Os consertos, no entanto, ocorreram somente depois que a cidade já tinha parte importante de sua área alagada – sem contar os alertas anteriores de previsão de cheia no Guaíba, onde iriam desaguar as águas que, dias anteriores, haviam devastado cidades inteiras.
A evidência sobre a possibilidade de evitar o alagamento, para o engenheiro ambiental Iporã Possantti, pesquisador no Instituto de Pesquisas Hidráulicas (IPH) da UFRGS, deu-se justamente na comparação com os dois picos do Guaíba registrados neste ano. No primeiro momento, quando o ápice de altura do corpo d’água foi anotado, uma parte enorme da cidade foi inundada: do Sarandi, no extremo nordeste, passando pela zona norte mais próxima à Freeway, descendo pelas quadras próximas à avenida Castelo Branco, no Centro Histórico e bairros próximos como Cidade Baixa, Praia de Belas e Menino Deus.

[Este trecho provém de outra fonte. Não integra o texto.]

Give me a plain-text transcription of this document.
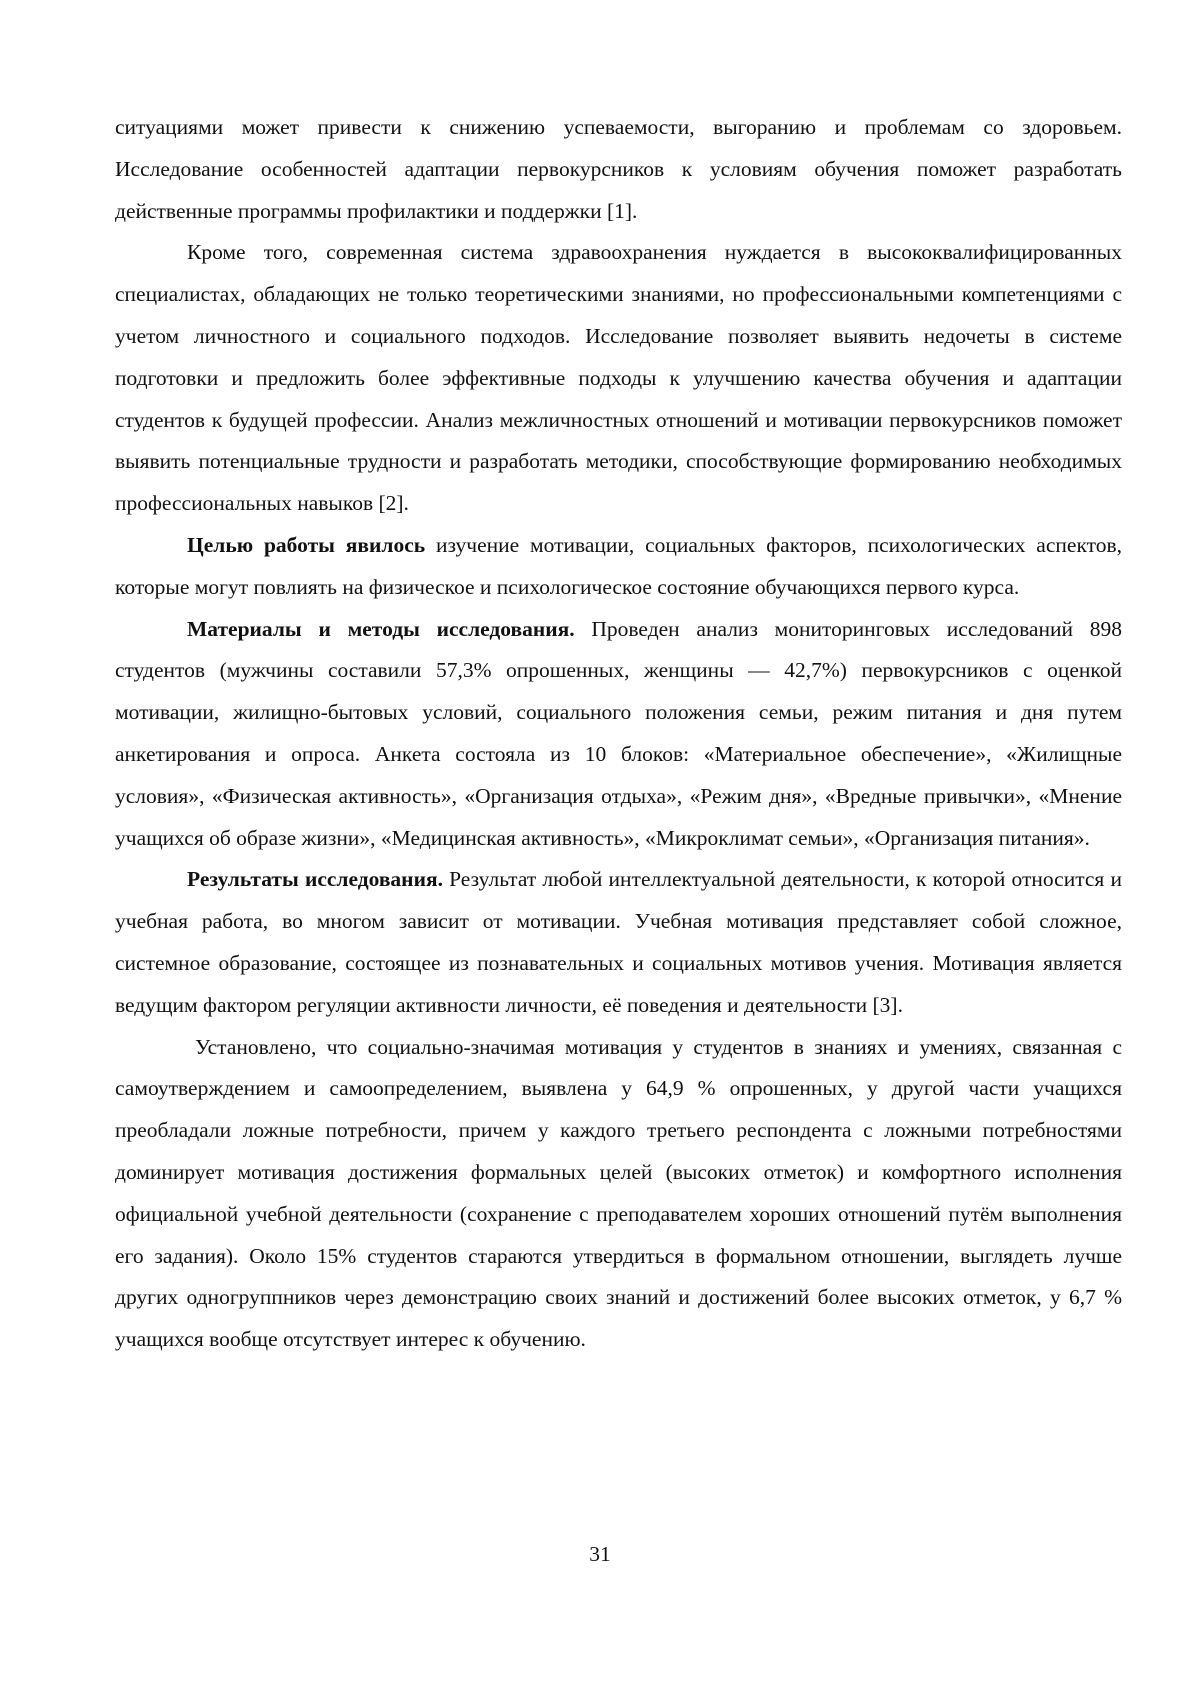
ситуациями может привести к снижению успеваемости, выгоранию и проблемам со здоровьем. Исследование особенностей адаптации первокурсников к условиям обучения поможет разработать действенные программы профилактики и поддержки [1].

Кроме того, современная система здравоохранения нуждается в высококвалифицированных специалистах, обладающих не только теоретическими знаниями, но профессиональными компетенциями с учетом личностного и социального подходов. Исследование позволяет выявить недочеты в системе подготовки и предложить более эффективные подходы к улучшению качества обучения и адаптации студентов к будущей профессии. Анализ межличностных отношений и мотивации первокурсников поможет выявить потенциальные трудности и разработать методики, способствующие формированию необходимых профессиональных навыков [2].

Целью работы явилось изучение мотивации, социальных факторов, психологических аспектов, которые могут повлиять на физическое и психологическое состояние обучающихся первого курса.

Материалы и методы исследования. Проведен анализ мониторинговых исследований 898 студентов (мужчины составили 57,3% опрошенных, женщины — 42,7%) первокурсников с оценкой мотивации, жилищно-бытовых условий, социального положения семьи, режим питания и дня путем анкетирования и опроса. Анкета состояла из 10 блоков: «Материальное обеспечение», «Жилищные условия», «Физическая активность», «Организация отдыха», «Режим дня», «Вредные привычки», «Мнение учащихся об образе жизни», «Медицинская активность», «Микроклимат семьи», «Организация питания».

Результаты исследования. Результат любой интеллектуальной деятельности, к которой относится и учебная работа, во многом зависит от мотивации. Учебная мотивация представляет собой сложное, системное образование, состоящее из познавательных и социальных мотивов учения. Мотивация является ведущим фактором регуляции активности личности, её поведения и деятельности [3].

Установлено, что социально-значимая мотивация у студентов в знаниях и умениях, связанная с самоутверждением и самоопределением, выявлена у 64,9 % опрошенных, у другой части учащихся преобладали ложные потребности, причем у каждого третьего респондента с ложными потребностями доминирует мотивация достижения формальных целей (высоких отметок) и комфортного исполнения официальной учебной деятельности (сохранение с преподавателем хороших отношений путём выполнения его задания). Около 15% студентов стараются утвердиться в формальном отношении, выглядеть лучше других одногруппников через демонстрацию своих знаний и достижений более высоких отметок, у 6,7 % учащихся вообще отсутствует интерес к обучению.

31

Com o sucessivo restabelecimento das estações de bombeamento de águas pluviais (EBAPs) pelo Dmae, o repique do nível do Guaíba não provocou tamanha inundação. Houve até mesmo recuo do alagamento em uma faixa que começa pelo Menino Deus, passa pela Cidade Baixa e chega às ruas da parte sul do centro, nas vias perpendiculares às ruas Demétrio Ribeiro e Washington Luís.
“O termo técnico para a área protegida pelos diques é ‘pôlder’, são vários na cidade”, explica o engenheiro. O pôlder Praia de Belas, em referência à avenida homônima que cruza essa região, é exemplar dessa hipótese.

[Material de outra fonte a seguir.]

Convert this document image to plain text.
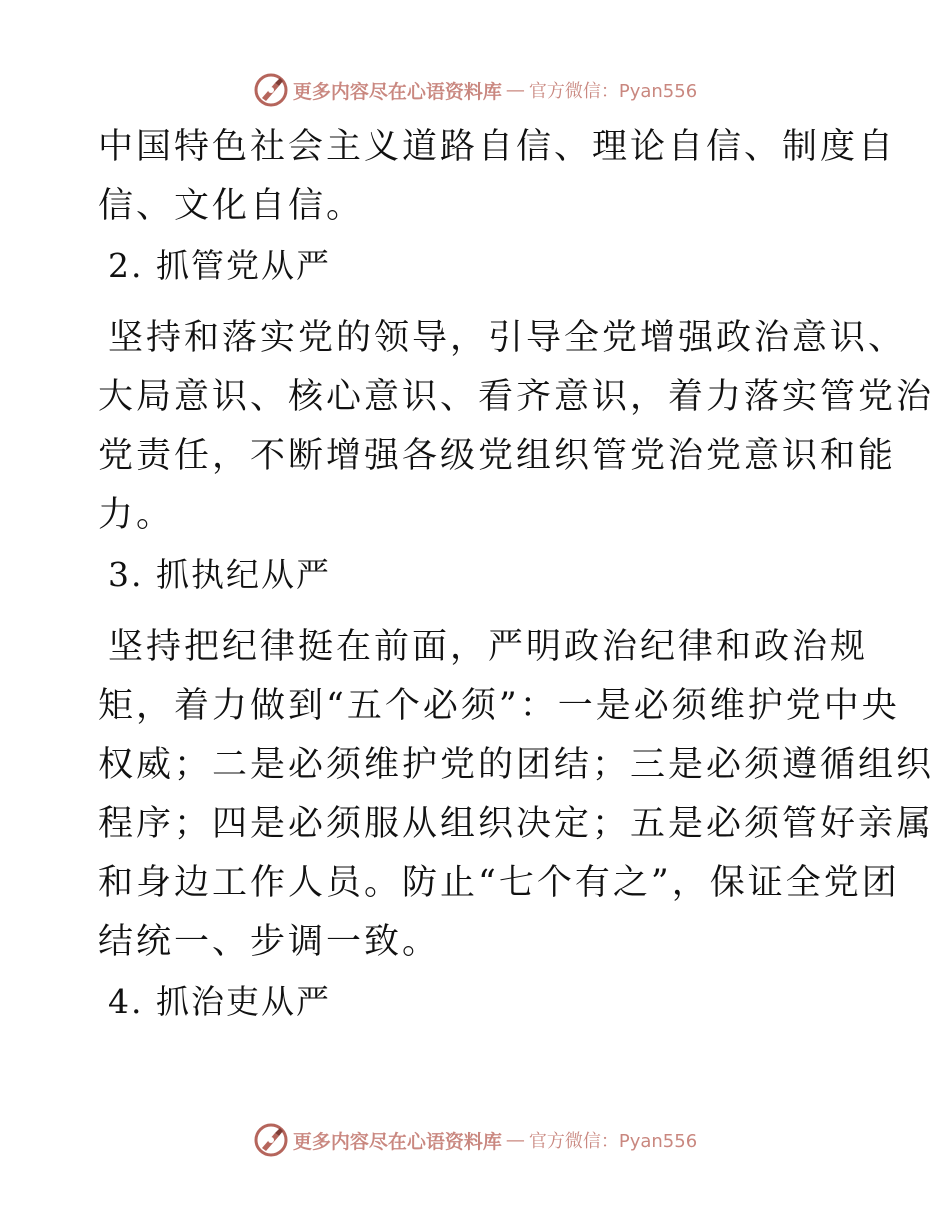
更多内容尽在心语资料库 — 官方微信：Pyan556

中国特色社会主义道路自信、理论自信、制度自
信、文化自信。

2. 抓管党从严

坚持和落实党的领导，引导全党增强政治意识、
大局意识、核心意识、看齐意识，着力落实管党治
党责任，不断增强各级党组织管党治党意识和能
力。

3. 抓执纪从严

坚持把纪律挺在前面，严明政治纪律和政治规
矩，着力做到“五个必须”：一是必须维护党中央
权威；二是必须维护党的团结；三是必须遵循组织
程序；四是必须服从组织决定；五是必须管好亲属
和身边工作人员。防止“七个有之”，保证全党团
结统一、步调一致。

4. 抓治吏从严

更多内容尽在心语资料库 — 官方微信：Pyan556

“Isso deixa claro que o nível do Guaíba não foi o fator determinante para o colapso. Porque a água estava alta na segunda cheia, no repique, quando o pôlder Praia de Belas não falhou. Então a tese de que a inundação da cidade era inevitável, em razão da magnitude da cheia, fica muito enfraquecida”, afirma. Esse pôlder é limitado, ao norte, pela avenida Ipiranga.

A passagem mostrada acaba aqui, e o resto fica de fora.